Non a caso, a stretto giro di posta, Giancarlo Giorgetti, che pare diventato il custode dell'identità leghista, ha messo le mani avanti, spiegando che "bisognerà pensarci due volte" prima di percorrere quella strada.
Forse l'espressione più giusta per dare un'idea della mutazione che stanno subendo Salvini e Di Maio, è "contaminazione". I due vice-premier si piacciono e si vengono incontro. Anche troppo. E in questo processo, che punta a salvaguardare il più possibile l'attuale equilibrio di governo, i due partiti perdono pezzi d'identità.
Un processo che rischia di trasformare soprattutto la Lega, che ha un'identità sicuramente più marcata di quella del movimento grillino. Il Carroccio ha una storia, è l'ultimo partito del '900; l'identità dei 5 Stelle si è definita, strada facendo, sui "vaffa" di un comico come Grillo, sintonizzati più sugli umori variabili dell'opinione pubblica che su una proposta politica.
Anche il leader leghista, alla ricerca spasmodica del consenso, sta cedendo a questa logica. È più facile che Salvini rischi di "grillizzarsi" che non il contrario: la Lega ha infatti un passato con cui potrebbe essere costretta a rompere.
Il decreto dignità, che ha suscitato le proteste degli imprenditori del nord-est, è la dimostrazione di questo rischio: per non rompere il sodalizio con i grillini, Salvini ha sacrificato gli interessi di una parte importante del suo elettorato.
Ancora, la posizione simile sul "no" all'obbligo dei vaccini; oppure, speculare, la disponibilità con cui i grillini assecondano, a parte alcune resistenze di rito di Toninelli, le posizioni dure di Salvini sull'immigrazione.

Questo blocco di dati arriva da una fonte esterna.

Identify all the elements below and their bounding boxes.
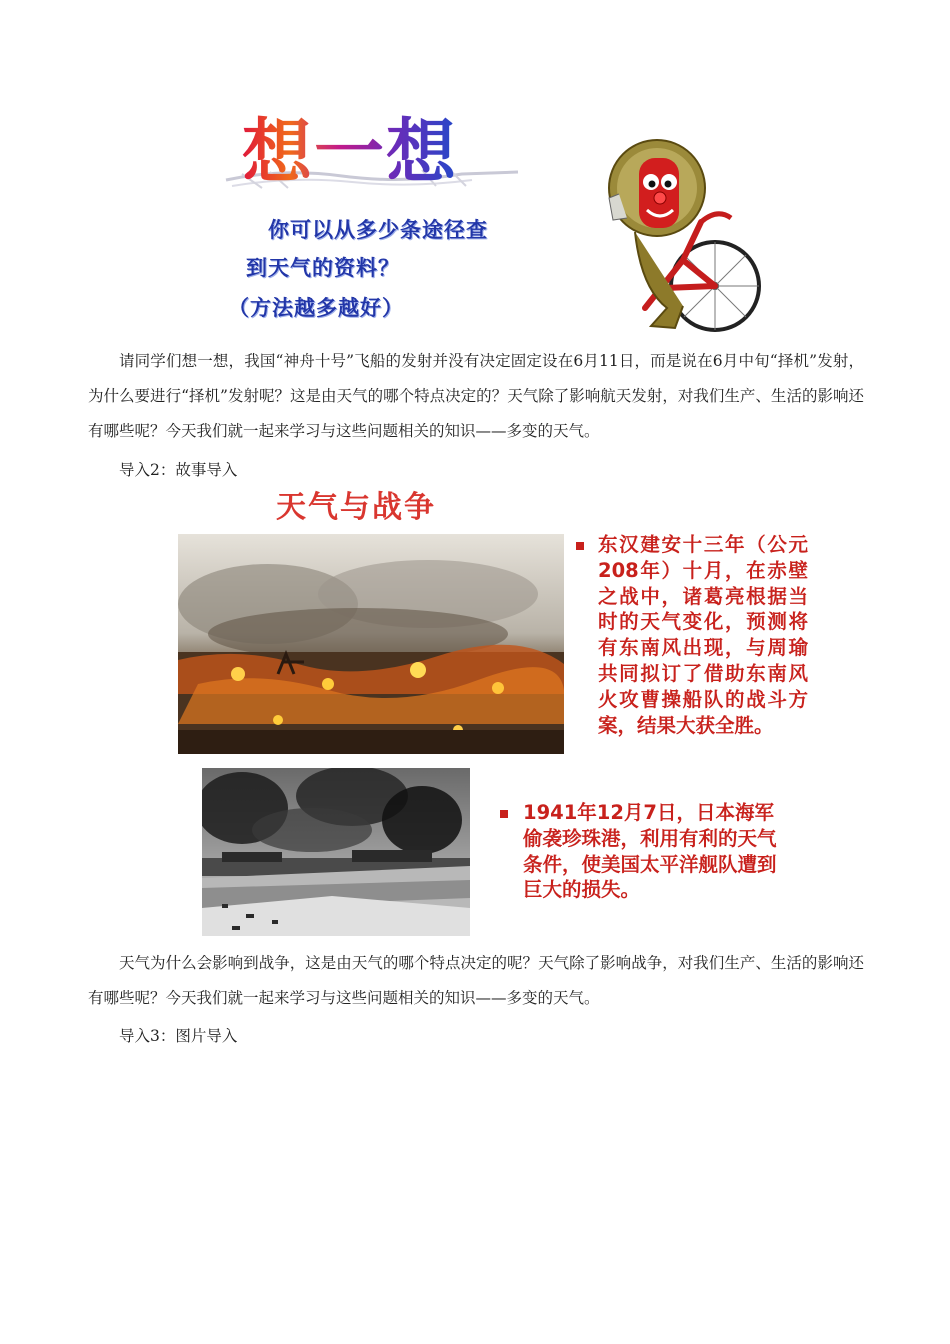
think-title: 想一想 — [242, 110, 458, 193]
pearl-harbor-story: 1941年12月7日，日本海军偷袭珍珠港，利用有利的天气条件，使美国太平洋舰队遭到巨大的损失。 — [523, 801, 777, 902]
section-heading-intro-2: 导入2：故事导入 — [119, 461, 238, 479]
slide-title: 天气与战争 — [276, 490, 436, 525]
think-question-line: （方法越多越好） — [228, 296, 404, 320]
robot-cyclist-illustration — [605, 138, 765, 340]
think-banner — [222, 110, 567, 325]
bullet-marker — [500, 810, 508, 818]
intro-paragraph-1: 请同学们想一想，我国“神舟十号”飞船的发射并没有决定固定设在6月11日，而是说在6月中旬“择机”发射，为什么要进行“择机”发射呢？这是由天气的哪个特点决定的？天气除了影响航天发射，对我们生产、生活的影响还有哪些呢？今天我们就一起来学习与这些问题相关的知识——多变的天气。 — [88, 352, 864, 440]
intro-paragraph-2: 天气为什么会影响到战争，这是由天气的哪个特点决定的呢？天气除了影响战争，对我们生产、生活的影响还有哪些呢？今天我们就一起来学习与这些问题相关的知识——多变的天气。 — [88, 954, 864, 1007]
think-question-line: 你可以从多少条途径查 — [268, 218, 488, 242]
weather-war-slide — [178, 488, 808, 938]
pearl-harbor-image — [202, 768, 470, 936]
red-cliffs-battle-image — [178, 534, 564, 754]
section-heading-intro-3: 导入3：图片导入 — [119, 1027, 238, 1045]
bullet-marker — [576, 542, 584, 550]
think-question-line: 到天气的资料？ — [246, 256, 400, 280]
red-cliffs-story: 东汉建安十三年（公元208年）十月，在赤壁之战中，诸葛亮根据当时的天气变化，预测将有东南风出现，与周瑜共同拟订了借助东南风火攻曹操船队的战斗方案，结果大获全胜。 — [598, 533, 808, 737]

Nei fatti, il matrimonio pentaleghista si sta celebrando ed è la conseguenza diretta di una valutazione del leader del Carroccio: Salvini non vede nessuna alternativa all'attuale quadro politico.

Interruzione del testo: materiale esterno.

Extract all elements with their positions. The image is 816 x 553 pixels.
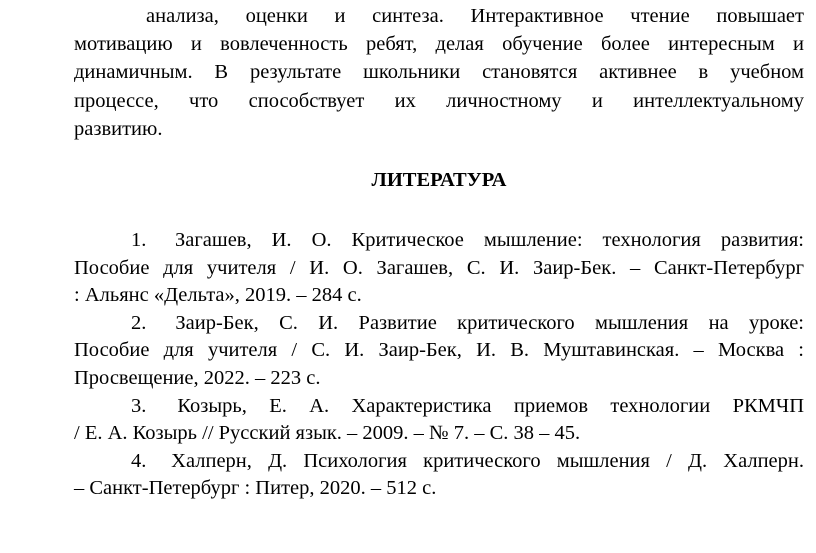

"Io arriverò fino in fondo" ha spiegato in un incontro pubblico al caffè della Versiliana, "attuerò a ogni costo il contratto di governo con i grillini". Parole dette con l'enfasi di chi è convinto che l'attuale governo sia di legislatura.
Salvini sta puntando tutto sul successo dell'alleanza con i pentastellati: è convinto che ammettere la sconfitta di questa formula politica potrebbe travolgerlo. Nei suoi ragionamenti, il centrodestra è sempre più una proposta politica residuale: "Io non credo che abbia più senso parlare di sinistra, centro, destra. Né di moderati o estremisti. Il vero spartiacque ora passa tra chi sta con le élite, e chi con il popolo".
Concetti, inutile nasconderselo, che danno un orizzonte più ampio al rapporto con i grillini: non si tratta più di un'alleanza contingente, magari per evitare un "governo tecnico", ma di una formula che potrebbe avere anche un futuro.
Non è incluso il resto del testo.